Be prepared for some frustration, as WWE 12 has to be one of the most ridiculously unbalanced games in the series. While a back and forth tussle between the good guys and the villains makes sense, you’ll often find yourself wanting to tombstone-piledrive your controller through a table when the enemy AI makes use of its precognitive in-ring abilities, effortlessly blocking and countering your moves.
Trying to counter an attack on your character is just as futile, and unless you have reflexes faster than the Flash, you’ll find yourself on the receiving end of one too many German suplexes. If you actually manage to block and begin a counter on your opponent, don’t start ululating just yet, because the damn AI will counter that counter and start the aggravation all over again.
The controls also have some unnecessarily simplified inputs, while other more crucial moves are more complicated and have trouble connecting on a regular basis. Dialling down the difficulty is one way to get around this, but combined with imperfect controls, you’ll soon find yourself wrestling less, and performing some impromptu MMA moves, effectively killing the idea of a proper WWE match.
Online has also proven to be quite an issue, with numerous matches being suspended, left hanging or featuring glitch-filled gameplay, at least at the time that this review was drawn up.
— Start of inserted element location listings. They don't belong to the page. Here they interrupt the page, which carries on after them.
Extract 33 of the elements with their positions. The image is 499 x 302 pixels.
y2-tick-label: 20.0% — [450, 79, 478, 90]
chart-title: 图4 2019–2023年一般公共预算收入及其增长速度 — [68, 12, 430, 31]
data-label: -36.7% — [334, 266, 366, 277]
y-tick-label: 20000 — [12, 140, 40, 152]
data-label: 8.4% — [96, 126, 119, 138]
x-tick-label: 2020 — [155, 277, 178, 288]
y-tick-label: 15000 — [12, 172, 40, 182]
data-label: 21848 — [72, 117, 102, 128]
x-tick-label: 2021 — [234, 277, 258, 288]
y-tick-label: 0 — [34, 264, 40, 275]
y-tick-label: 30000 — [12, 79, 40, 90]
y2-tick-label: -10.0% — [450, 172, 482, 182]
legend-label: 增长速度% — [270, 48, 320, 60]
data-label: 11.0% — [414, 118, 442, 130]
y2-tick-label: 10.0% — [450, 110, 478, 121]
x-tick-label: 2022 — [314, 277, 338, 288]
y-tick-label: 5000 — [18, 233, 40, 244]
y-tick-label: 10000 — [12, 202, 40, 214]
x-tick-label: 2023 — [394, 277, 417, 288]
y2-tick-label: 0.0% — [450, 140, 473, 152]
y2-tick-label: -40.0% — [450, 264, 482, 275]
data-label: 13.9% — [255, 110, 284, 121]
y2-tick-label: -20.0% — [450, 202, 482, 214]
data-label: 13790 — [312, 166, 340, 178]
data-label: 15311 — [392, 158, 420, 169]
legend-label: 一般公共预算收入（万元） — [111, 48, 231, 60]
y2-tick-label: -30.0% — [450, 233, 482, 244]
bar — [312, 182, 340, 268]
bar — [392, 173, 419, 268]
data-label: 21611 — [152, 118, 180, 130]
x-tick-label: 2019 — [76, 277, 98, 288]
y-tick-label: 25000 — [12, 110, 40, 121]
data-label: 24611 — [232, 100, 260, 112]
At least the robust customisation mode returns, allowing for characters that look like they were pieced together by Dr Frankenstein, or at least appear to be normal, based on your current state of mental well-being. Created characters, moves and items can then be uploaded online, for some community rating, giving a little more longevity to the title.
There’s a lot of great ideas floating around in WWE 12, some which could have really set a new benchmark and direction for the franchise. But they’re pulled off more horribly than a Big Show bikini shoot, resulting in a game that is an abysmal mess to play, and will make you want to choke-slam your console through a Mexican announcers table. A buggy online mode and ridiculously difficult opponent AI just makes things even worse.
Design and Presentation: 7/10
The wrestlers look great, and perform well, but the visuals haven’t truly taken a step forward in the last few iterations, due to the developers having obviously sat on their laurels for too long.
Voice-acting is top notch, provided that it comes from the WWE superstars with actual acting experience, while some of the other performer’s dialogue feels stilted and awkward, and clearly reeks of ring-rust. Still, those wrestlers are few and far between, leaving the majority of the acting to the professionals, which is a small mercy.
Tons of match options, customisations and an established roster of performers that is massive. As well as some unlockable surprise characters and DLC options give the game a whole range of variety, but the laggy online play and imprecise controls make it a wasted opportunity that only the most hardcore of fans will appreciate.
What should have been the next big step for THQ and the their wrestling franchise instead feels more like WWE Beta, resulting in a decent looking package that is annoying as Vicki Guerrero on a mic. THQ and its developers need to once again go back to the drawing board, and find a way to combine their great ideas with a more solid control scheme and a complete graphical engine overhaul.